Sonntag, 17. November 2019

Wie ein Fels in der Brandung: Klimaprotest einmal anders

Die in New York wohnende Performance-Künstlerin Sarah Cameron Sunde hat sich von einem verheerenden Hurricane inspirieren lassen zu einer Kunstaktion, deren jüngste Variante sie nun in Mombasa vorgestellt hat.

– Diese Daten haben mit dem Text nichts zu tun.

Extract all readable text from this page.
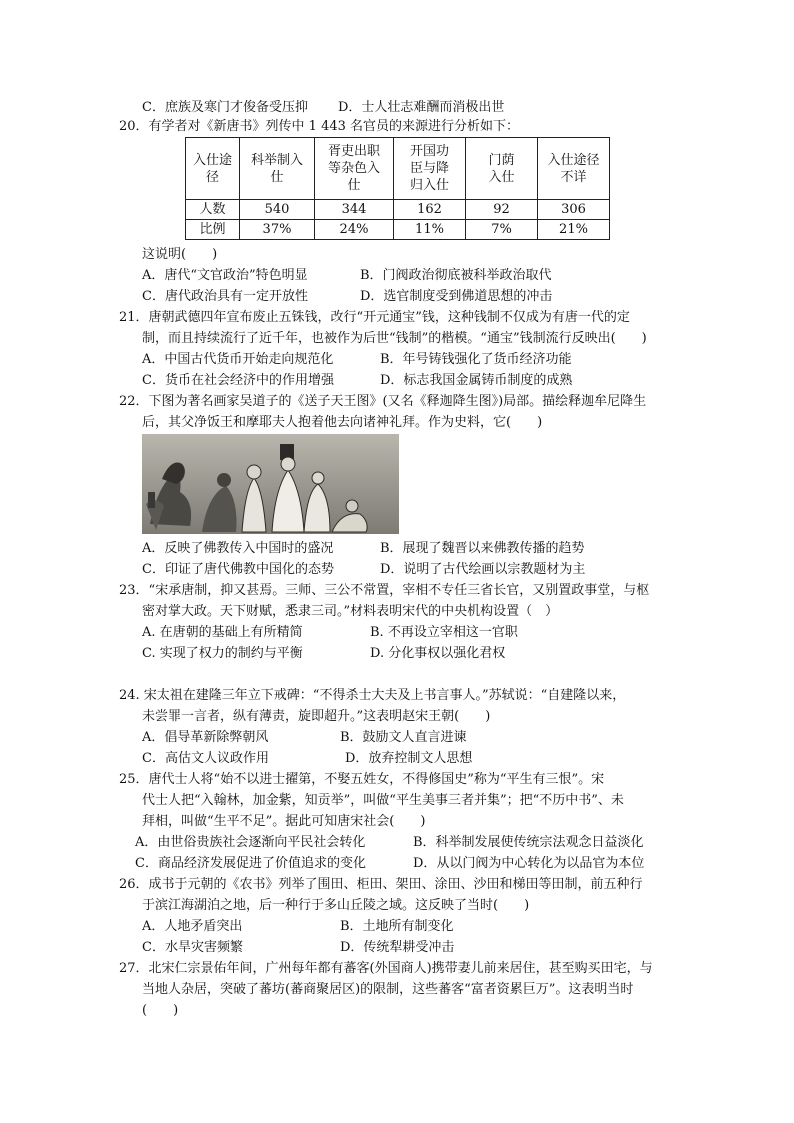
C．庶族及寒门才俊备受压抑 D．士人壮志难酬而消极出世
20．有学者对《新唐书》列传中 1 443 名官员的来源进行分析如下：
入仕途径	科举制入仕	胥吏出职等杂色入仕	开国功臣与降归入仕	门荫入仕	入仕途径不详

人数	540	344	162	92	306
比例	37%	24%	11%	7%	21%
这说明(　　)
A．唐代“文官政治”特色明显	B．门阀政治彻底被科举政治取代
C．唐代政治具有一定开放性	D．选官制度受到佛道思想的冲击
21．唐朝武德四年宣布废止五铢钱，改行“开元通宝”钱，这种钱制不仅成为有唐一代的定
制，而且持续流行了近千年，也被作为后世“钱制”的楷模。“通宝”钱制流行反映出(　　)
A．中国古代货币开始走向规范化	B．年号铸钱强化了货币经济功能
C．货币在社会经济中的作用增强	D．标志我国金属铸币制度的成熟
22．下图为著名画家吴道子的《送子天王图》(又名《释迦降生图》)局部。描绘释迦牟尼降生
后，其父净饭王和摩耶夫人抱着他去向诸神礼拜。作为史料，它(　　)
A．反映了佛教传入中国时的盛况	B．展现了魏晋以来佛教传播的趋势
C．印证了唐代佛教中国化的态势	D．说明了古代绘画以宗教题材为主
23．“宋承唐制，抑又甚焉。三师、三公不常置，宰相不专任三省长官，又别置政事堂，与枢
密对掌大政。天下财赋，悉隶三司。”材料表明宋代的中央机构设置（　）
A. 在唐朝的基础上有所精简	B. 不再设立宰相这一官职
C. 实现了权力的制约与平衡	D. 分化事权以强化君权
24. 宋太祖在建隆三年立下戒碑：“不得杀士大夫及上书言事人。”苏轼说：“自建隆以来，
未尝罪一言者，纵有薄责，旋即超升。”这表明赵宋王朝(　　)
A．倡导革新除弊朝风	B．鼓励文人直言进谏
C．高估文人议政作用	D．放弃控制文人思想
25．唐代士人将“始不以进士擢第，不娶五姓女，不得修国史”称为“平生有三恨”。宋
代士人把“入翰林，加金紫，知贡举”，叫做“平生美事三者并集”；把“不历中书”、未
拜相，叫做“生平不足”。据此可知唐宋社会(　　)
A．由世俗贵族社会逐渐向平民社会转化	B．科举制发展使传统宗法观念日益淡化
C．商品经济发展促进了价值追求的变化	D．从以门阀为中心转化为以品官为本位
26．成书于元朝的《农书》列举了围田、柜田、架田、涂田、沙田和梯田等田制，前五种行
于滨江海湖泊之地，后一种行于多山丘陵之域。这反映了当时(　　)
A．人地矛盾突出	B．土地所有制变化
C．水旱灾害频繁	D．传统犁耕受冲击
27．北宋仁宗景佑年间，广州每年都有蕃客(外国商人)携带妻儿前来居住，甚至购买田宅，与
当地人杂居，突破了蕃坊(蕃商聚居区)的限制，这些蕃客“富者资累巨万”。这表明当时
(　　)
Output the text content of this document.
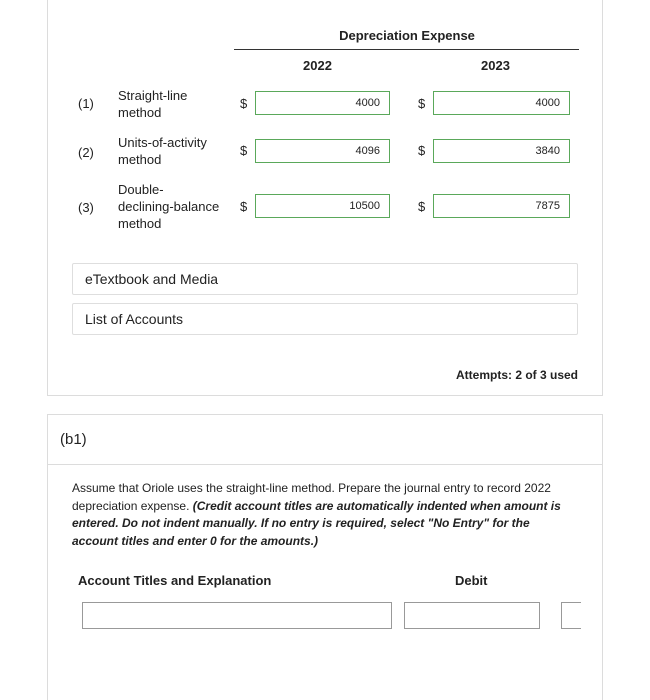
Depreciation Expense
2022	2023
(1)
Straight-line
method
$	4000	$	4000
(2)
Units-of-activity
method
$	4096	$	3840
(3)
Double-
declining-balance
method
$	10500	$	7875
eTextbook and Media
List of Accounts
Attempts: 2 of 3 used
(b1)
Assume that Oriole uses the straight-line method. Prepare the journal entry to record 2022 depreciation expense. (Credit account titles are automatically indented when amount is entered. Do not indent manually. If no entry is required, select "No Entry" for the account titles and enter 0 for the amounts.)
Account Titles and Explanation	Debit
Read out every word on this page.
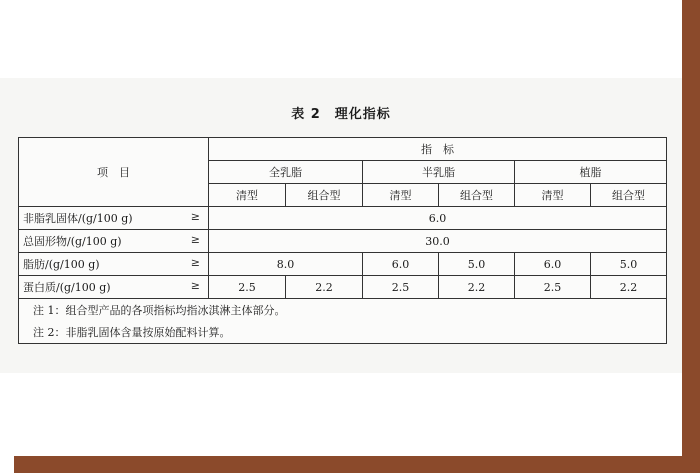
表 2　理化指标
项　目	指　标					
	全乳脂		半乳脂		植脂	
	清型	组合型	清型	组合型	清型	组合型

非脂乳固体/(g/100 g) ≥	6.0					

总固形物/(g/100 g) ≥	30.0					

脂肪/(g/100 g) ≥	8.0		6.0	5.0	6.0	5.0

蛋白质/(g/100 g) ≥	2.5	2.2	2.5	2.2	2.5	2.2
注 1：组合型产品的各项指标均指冰淇淋主体部分。						
注 2：非脂乳固体含量按原始配料计算。						
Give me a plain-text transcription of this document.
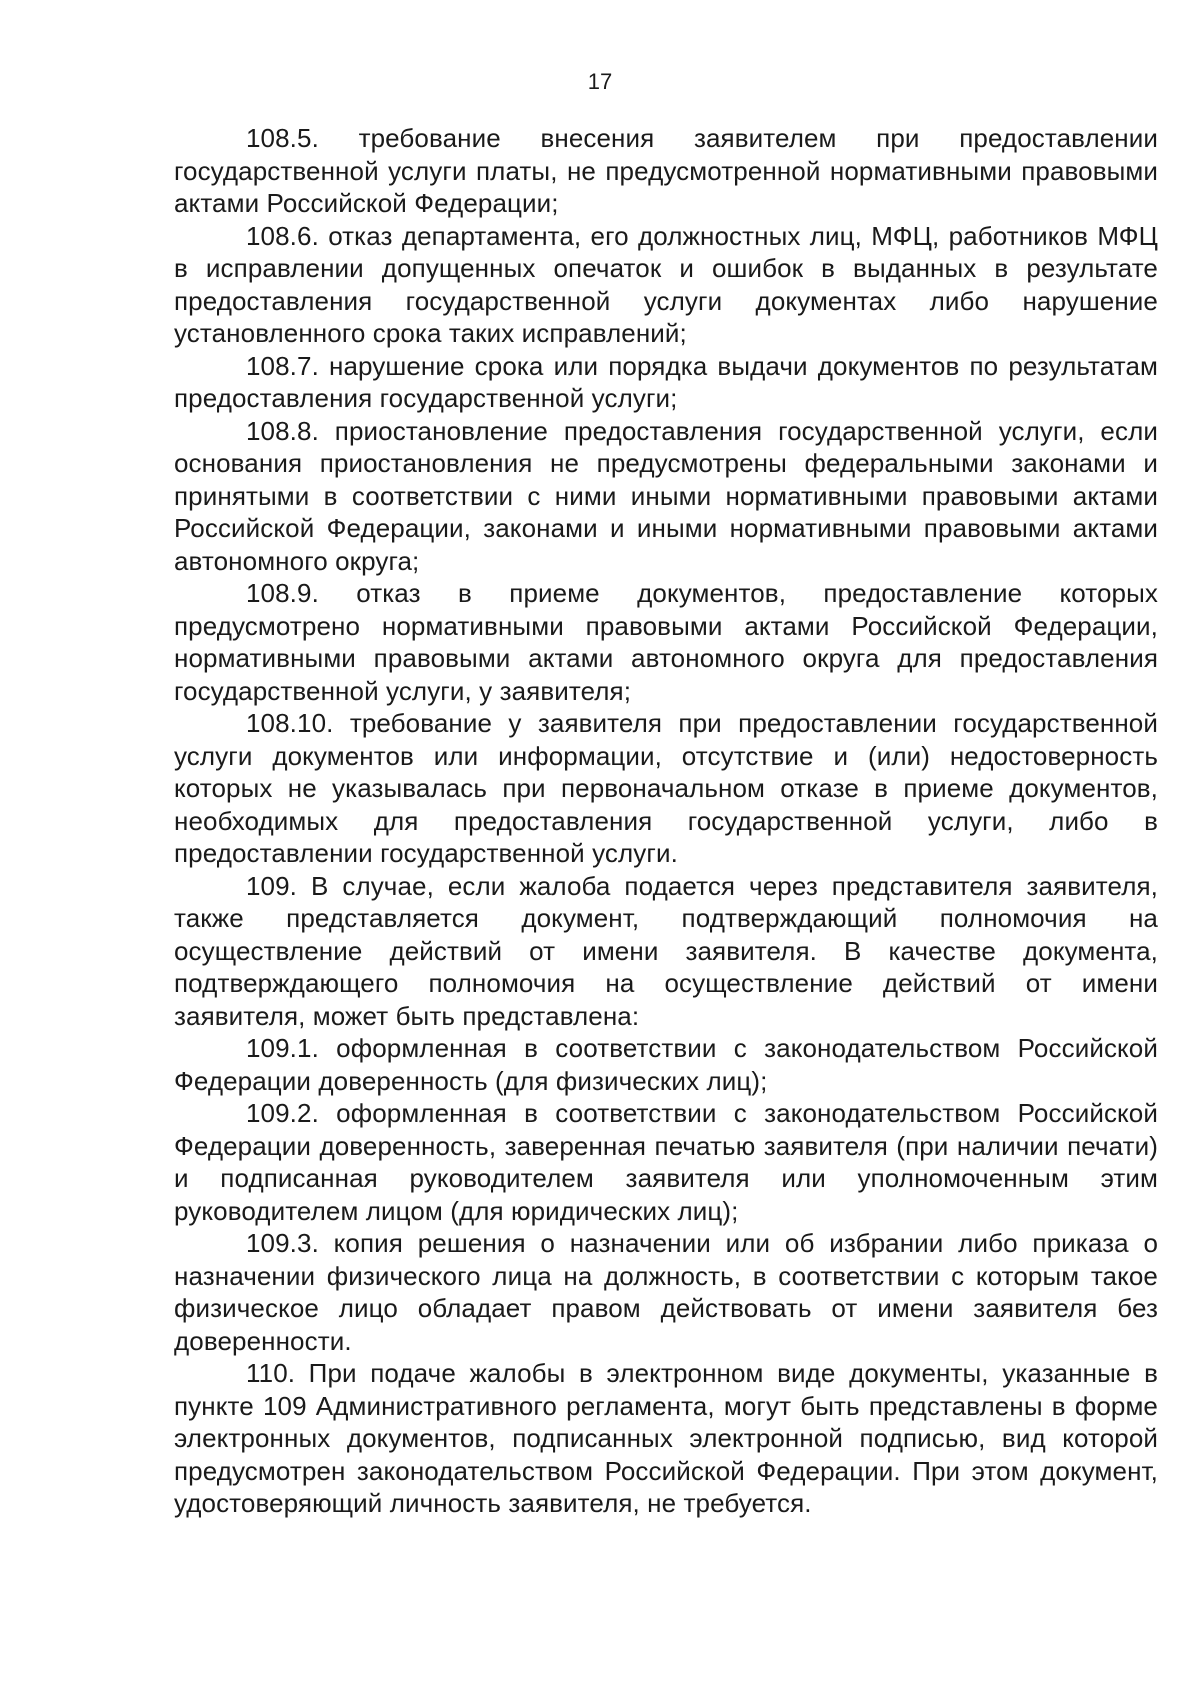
17

108.5. требование внесения заявителем при предоставлении государственной услуги платы, не предусмотренной нормативными правовыми актами Российской Федерации;

108.6. отказ департамента, его должностных лиц, МФЦ, работников МФЦ в исправлении допущенных опечаток и ошибок в выданных в результате предоставления государственной услуги документах либо нарушение установленного срока таких исправлений;

108.7. нарушение срока или порядка выдачи документов по результатам предоставления государственной услуги;

108.8. приостановление предоставления государственной услуги, если основания приостановления не предусмотрены федеральными законами и принятыми в соответствии с ними иными нормативными правовыми актами Российской Федерации, законами и иными нормативными правовыми актами автономного округа;

108.9. отказ в приеме документов, предоставление которых предусмотрено нормативными правовыми актами Российской Федерации, нормативными правовыми актами автономного округа для предоставления государственной услуги, у заявителя;

108.10. требование у заявителя при предоставлении государственной услуги документов или информации, отсутствие и (или) недостоверность которых не указывалась при первоначальном отказе в приеме документов, необходимых для предоставления государственной услуги, либо в предоставлении государственной услуги.

109. В случае, если жалоба подается через представителя заявителя, также представляется документ, подтверждающий полномочия на осуществление действий от имени заявителя. В качестве документа, подтверждающего полномочия на осуществление действий от имени заявителя, может быть представлена:

109.1. оформленная в соответствии с законодательством Российской Федерации доверенность (для физических лиц);

109.2. оформленная в соответствии с законодательством Российской Федерации доверенность, заверенная печатью заявителя (при наличии печати) и подписанная руководителем заявителя или уполномоченным этим руководителем лицом (для юридических лиц);

109.3. копия решения о назначении или об избрании либо приказа о назначении физического лица на должность, в соответствии с которым такое физическое лицо обладает правом действовать от имени заявителя без доверенности.

110. При подаче жалобы в электронном виде документы, указанные в пункте 109 Административного регламента, могут быть представлены в форме электронных документов, подписанных электронной подписью, вид которой предусмотрен законодательством Российской Федерации. При этом документ, удостоверяющий личность заявителя, не требуется.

Klimaprotest in Kenias Gezeitenstrom.
Klimaprotest in Kenias Gezeitenstrom. - Foto: © screenshot

Einen vollen Gezeitenzyklus lang stand sie zwischen Ebbe und Flut im Indischen Ozean, um auf den klimabedingt steigenden Meeresspiegel hinzuweisen. Im Süden der kenianischen Hafenstadt war sie von 08.10 Uhr morgens bis abends um 20.16 Uhr im Wasser, das ihr abwechselnd vom Knöchel bis zum Hals reichte. Ebenso wie bei ähnlichen Aktionen in Brasilien, den Niederlanden, den USA, Mexiko und Bangladesch trug sie dabei in Kenia ihren charakteristischen Sweater in signalroter Farbe.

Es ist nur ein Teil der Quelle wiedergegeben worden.